The second itinerary accompanies you among the legacies of a millenarian past, starting from the very symbol of the Eternal City, the Colosseum (2.1 km), whose construction began in 72 B.C. under the empire of Vespasian. It is the largest amphitheatre in the world measuring 188 meters in length, 156 meters in width and 57 meters in height. In order to avoid endless lines that can cost you several hours, it is advisable to arrive early in the morning.
Then go up the Via dei Fori Imperiali and visit the magnificent Roman Forum complex (2.9 km) where you can admire the remains of the places of public and religious life in the ancient Rome, from the Arch of Tito to the Temple of Antoninus and Faustina. From here, reaching Piazza Venezia (1.4 km) takes very little time. You will be fascinated by the majestic Vittoriano; you can then go up to the elegant Piazza del Campidoglio, designed by Michelangelo, to get a panoramic glimpse, perhaps towards dusk, of the archaeological area of Fori Imperiali.
If you are not too tired you can also go as far as Teatro di Marcello (2.2 km), dating back to Roman age and still well preserved, and then point to Largo di Torre Argentina (1.8 km) with its sacred area and Roman remains among the oldest in Rome.

Third day-the Rome of the Popes

Our third proposal is entirely dedicated to the treasures of papal Rome, beyond the Tiber, you can visit the Vatican Museums (2.8 km, alternatively metro from Piazza di Spagna to Ottaviano) – be patient because you can’t avoid endless lines – established by Pope Julius II, who donated his private collection, it houses thousands of works of art and is one of the largest art collections in the world. Inside you can get lost among halls and exhibitions, from the Gallery of Maps to the Gallery of Tapestries, from the famous Raphael Rooms to the magnificence of the Sistine Chapel and its dome, frescoed by Michelangelo from 1508 to 1512.
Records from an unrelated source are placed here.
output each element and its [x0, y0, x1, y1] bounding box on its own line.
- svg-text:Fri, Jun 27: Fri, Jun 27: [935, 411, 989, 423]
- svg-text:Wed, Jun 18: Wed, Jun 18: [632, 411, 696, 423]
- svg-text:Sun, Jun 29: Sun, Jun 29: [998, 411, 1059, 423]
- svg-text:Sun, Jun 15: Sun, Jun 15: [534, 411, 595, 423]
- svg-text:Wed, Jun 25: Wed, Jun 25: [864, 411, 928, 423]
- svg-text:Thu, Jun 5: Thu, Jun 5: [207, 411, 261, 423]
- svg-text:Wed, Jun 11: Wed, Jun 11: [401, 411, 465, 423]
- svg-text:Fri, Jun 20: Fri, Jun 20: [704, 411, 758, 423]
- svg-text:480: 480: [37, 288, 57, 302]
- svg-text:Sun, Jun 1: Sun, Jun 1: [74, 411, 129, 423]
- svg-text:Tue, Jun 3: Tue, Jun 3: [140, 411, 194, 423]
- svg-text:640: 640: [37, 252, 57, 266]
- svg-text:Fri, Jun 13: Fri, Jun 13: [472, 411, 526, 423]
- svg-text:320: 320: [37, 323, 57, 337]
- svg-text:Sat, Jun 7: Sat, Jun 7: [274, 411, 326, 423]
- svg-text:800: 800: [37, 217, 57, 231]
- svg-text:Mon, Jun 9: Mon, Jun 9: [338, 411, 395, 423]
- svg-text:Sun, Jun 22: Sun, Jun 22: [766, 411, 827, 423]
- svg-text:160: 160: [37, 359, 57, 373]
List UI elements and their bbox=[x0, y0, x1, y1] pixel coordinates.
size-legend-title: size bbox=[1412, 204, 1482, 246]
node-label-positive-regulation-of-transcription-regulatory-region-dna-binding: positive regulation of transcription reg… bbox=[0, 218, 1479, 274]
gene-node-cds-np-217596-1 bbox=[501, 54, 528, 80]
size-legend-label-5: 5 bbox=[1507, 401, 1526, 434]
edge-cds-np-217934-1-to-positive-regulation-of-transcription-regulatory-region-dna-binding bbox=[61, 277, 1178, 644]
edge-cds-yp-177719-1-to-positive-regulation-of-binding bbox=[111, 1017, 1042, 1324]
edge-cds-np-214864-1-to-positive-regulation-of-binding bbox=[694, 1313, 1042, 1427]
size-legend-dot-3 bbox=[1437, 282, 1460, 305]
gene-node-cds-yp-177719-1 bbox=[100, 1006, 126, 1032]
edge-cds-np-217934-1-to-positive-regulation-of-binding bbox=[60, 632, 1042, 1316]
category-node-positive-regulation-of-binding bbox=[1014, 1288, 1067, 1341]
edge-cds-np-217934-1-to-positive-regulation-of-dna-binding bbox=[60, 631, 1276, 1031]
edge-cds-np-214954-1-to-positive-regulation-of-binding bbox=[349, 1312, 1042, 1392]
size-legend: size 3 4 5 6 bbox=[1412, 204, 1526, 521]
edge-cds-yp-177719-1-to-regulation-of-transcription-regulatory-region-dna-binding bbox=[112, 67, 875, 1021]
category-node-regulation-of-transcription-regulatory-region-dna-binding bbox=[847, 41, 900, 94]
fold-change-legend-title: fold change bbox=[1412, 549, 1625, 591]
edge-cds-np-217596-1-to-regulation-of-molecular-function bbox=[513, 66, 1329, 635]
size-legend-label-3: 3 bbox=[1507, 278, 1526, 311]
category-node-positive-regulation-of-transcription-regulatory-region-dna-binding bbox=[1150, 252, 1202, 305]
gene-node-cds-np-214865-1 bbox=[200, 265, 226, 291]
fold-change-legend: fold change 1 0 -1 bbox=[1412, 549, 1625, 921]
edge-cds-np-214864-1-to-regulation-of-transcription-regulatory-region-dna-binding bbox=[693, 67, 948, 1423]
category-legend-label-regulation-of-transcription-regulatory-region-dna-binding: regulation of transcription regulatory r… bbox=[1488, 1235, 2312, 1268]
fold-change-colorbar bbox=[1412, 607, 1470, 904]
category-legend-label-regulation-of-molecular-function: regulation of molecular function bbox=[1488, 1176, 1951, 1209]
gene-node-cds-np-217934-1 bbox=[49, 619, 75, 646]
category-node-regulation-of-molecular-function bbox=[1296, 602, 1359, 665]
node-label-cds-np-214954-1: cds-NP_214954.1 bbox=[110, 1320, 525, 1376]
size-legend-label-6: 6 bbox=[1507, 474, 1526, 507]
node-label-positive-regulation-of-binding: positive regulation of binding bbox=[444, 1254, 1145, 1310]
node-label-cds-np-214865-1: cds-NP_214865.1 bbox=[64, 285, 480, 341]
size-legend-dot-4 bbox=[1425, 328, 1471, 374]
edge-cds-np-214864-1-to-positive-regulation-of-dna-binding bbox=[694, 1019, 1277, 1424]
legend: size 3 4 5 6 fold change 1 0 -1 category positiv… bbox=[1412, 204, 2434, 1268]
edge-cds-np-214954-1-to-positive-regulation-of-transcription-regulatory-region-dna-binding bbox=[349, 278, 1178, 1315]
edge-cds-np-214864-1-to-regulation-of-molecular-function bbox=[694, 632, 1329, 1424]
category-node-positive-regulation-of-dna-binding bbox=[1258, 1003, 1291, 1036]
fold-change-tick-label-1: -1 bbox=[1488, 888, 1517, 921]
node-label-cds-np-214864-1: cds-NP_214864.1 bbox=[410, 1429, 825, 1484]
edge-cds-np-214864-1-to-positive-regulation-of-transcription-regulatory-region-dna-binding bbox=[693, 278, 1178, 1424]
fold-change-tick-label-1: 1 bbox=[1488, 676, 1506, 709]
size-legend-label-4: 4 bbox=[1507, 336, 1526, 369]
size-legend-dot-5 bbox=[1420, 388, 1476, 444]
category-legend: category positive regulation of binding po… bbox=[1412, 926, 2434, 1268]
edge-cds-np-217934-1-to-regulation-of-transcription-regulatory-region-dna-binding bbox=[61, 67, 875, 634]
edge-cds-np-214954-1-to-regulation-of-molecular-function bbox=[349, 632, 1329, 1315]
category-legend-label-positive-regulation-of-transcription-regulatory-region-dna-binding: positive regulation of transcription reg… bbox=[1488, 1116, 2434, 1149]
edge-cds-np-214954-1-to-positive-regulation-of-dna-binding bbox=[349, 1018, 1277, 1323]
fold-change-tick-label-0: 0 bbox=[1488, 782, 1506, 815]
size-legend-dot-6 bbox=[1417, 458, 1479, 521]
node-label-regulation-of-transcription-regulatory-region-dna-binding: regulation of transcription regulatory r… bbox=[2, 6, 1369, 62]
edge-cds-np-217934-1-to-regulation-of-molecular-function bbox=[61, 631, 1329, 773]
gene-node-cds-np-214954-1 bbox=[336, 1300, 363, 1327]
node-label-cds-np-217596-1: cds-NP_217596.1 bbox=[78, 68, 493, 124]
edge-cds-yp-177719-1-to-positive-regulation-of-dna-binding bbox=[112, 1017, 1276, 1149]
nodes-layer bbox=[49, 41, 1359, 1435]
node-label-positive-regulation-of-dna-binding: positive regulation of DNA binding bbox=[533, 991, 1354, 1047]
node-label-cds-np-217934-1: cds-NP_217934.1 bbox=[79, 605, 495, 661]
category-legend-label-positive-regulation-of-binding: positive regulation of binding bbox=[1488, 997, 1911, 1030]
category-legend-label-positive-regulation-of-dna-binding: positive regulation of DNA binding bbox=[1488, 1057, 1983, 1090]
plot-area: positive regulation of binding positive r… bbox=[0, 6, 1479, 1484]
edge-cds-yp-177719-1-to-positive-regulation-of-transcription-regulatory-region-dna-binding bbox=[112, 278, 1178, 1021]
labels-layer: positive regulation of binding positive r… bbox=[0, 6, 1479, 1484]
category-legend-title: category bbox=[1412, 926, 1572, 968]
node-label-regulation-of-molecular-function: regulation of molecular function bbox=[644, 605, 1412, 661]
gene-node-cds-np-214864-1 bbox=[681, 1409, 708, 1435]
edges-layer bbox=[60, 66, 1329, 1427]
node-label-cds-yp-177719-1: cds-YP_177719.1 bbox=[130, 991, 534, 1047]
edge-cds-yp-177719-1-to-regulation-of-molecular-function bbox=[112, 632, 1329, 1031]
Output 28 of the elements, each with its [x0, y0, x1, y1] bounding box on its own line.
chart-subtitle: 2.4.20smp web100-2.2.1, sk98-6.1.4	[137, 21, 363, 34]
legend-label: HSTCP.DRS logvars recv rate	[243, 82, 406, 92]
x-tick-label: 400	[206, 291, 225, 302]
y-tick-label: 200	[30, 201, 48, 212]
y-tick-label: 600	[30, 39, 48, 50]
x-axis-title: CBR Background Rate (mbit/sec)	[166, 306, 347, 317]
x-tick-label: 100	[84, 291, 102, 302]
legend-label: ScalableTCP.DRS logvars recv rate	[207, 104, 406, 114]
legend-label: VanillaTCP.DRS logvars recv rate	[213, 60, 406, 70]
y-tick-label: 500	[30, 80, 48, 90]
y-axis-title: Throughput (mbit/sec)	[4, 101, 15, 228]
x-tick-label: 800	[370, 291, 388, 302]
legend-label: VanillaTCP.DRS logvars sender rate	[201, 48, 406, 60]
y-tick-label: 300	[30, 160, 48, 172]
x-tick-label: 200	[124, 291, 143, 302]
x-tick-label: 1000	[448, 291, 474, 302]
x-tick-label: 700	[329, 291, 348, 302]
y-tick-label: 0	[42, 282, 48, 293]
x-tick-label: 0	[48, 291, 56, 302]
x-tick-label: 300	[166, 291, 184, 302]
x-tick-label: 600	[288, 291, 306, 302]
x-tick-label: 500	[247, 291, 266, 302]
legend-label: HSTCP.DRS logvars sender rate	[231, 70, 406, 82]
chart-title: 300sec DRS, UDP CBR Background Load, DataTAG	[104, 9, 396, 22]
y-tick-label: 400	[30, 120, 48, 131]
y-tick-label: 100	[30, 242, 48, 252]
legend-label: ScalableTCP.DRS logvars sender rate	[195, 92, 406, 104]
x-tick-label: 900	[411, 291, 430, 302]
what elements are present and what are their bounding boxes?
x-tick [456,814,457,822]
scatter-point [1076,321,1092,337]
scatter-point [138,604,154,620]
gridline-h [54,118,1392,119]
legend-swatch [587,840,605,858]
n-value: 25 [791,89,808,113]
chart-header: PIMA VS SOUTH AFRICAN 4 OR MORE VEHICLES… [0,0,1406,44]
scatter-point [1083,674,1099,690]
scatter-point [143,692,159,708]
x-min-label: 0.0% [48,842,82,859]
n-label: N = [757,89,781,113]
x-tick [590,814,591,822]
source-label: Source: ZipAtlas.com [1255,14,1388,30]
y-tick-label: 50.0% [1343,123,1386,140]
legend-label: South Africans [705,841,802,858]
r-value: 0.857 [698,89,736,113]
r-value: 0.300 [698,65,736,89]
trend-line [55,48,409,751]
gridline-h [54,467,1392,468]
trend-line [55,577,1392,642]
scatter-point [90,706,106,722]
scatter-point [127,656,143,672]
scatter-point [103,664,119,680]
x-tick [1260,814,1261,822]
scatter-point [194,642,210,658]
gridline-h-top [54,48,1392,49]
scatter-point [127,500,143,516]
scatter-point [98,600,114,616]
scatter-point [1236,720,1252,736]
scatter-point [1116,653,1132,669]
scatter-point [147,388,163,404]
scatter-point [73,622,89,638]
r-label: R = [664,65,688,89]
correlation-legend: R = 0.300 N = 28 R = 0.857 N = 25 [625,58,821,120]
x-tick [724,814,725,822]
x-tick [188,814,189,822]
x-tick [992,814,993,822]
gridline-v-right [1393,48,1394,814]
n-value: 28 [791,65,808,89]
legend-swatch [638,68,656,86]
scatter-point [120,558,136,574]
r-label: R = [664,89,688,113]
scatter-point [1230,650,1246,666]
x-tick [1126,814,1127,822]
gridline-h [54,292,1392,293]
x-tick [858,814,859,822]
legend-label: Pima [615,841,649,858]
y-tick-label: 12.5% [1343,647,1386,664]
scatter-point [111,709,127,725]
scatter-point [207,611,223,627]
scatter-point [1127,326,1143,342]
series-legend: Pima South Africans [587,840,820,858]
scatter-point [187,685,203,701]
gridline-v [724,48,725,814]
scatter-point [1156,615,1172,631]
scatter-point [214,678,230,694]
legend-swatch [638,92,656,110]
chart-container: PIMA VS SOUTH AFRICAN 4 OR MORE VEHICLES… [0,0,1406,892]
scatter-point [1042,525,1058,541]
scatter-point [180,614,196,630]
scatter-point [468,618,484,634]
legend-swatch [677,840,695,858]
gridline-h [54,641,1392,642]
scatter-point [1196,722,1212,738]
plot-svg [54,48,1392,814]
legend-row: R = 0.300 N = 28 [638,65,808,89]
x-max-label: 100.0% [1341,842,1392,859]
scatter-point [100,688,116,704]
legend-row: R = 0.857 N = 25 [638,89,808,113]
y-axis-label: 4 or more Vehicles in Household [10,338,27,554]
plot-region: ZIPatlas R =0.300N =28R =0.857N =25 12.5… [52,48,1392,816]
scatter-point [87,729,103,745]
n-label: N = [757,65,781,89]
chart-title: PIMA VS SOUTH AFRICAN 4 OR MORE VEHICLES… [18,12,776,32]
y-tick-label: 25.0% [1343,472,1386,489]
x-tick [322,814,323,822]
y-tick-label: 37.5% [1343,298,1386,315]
Once the visit to the museums is over, go to St. Peter’s Square (2.6 km), designed and built by Bernini between 1656 and 1667, during the Pontificate of Alexander VII. The most impressive part of the square, besides its size, are its 284 columns and 88 pilasters that flank the square in a colonnade of four rows. The most spectacular way to arrive at St. Peter’s Square is along the Via della Conciliazione.
The majestic St. Peter’s Basilica is located in the square; it can accommodate 20000 people. Inside, visitors will find extremely impressive pieces of art, including St. Peter’s Baldachin, a large bronze baldachin designed by Bernini, The Pietà, a sculpture by Michelangelo. One of the most impressive parts of the Basilica is its incredible dome. Its design was started by Michelangelo, continued by Giacomo Della Porta and finished by Carlo Maderno.
Proceeding along via della Conciliazione you can reach another symbolic monument of Christianity, Castel Sant’Angelo (1.6 km), a papal fortress built on the remains of Hadrian’s Mausoleum. Stop on the Angelo’s Terrace to enjoy a spectacular view of the Eternal City.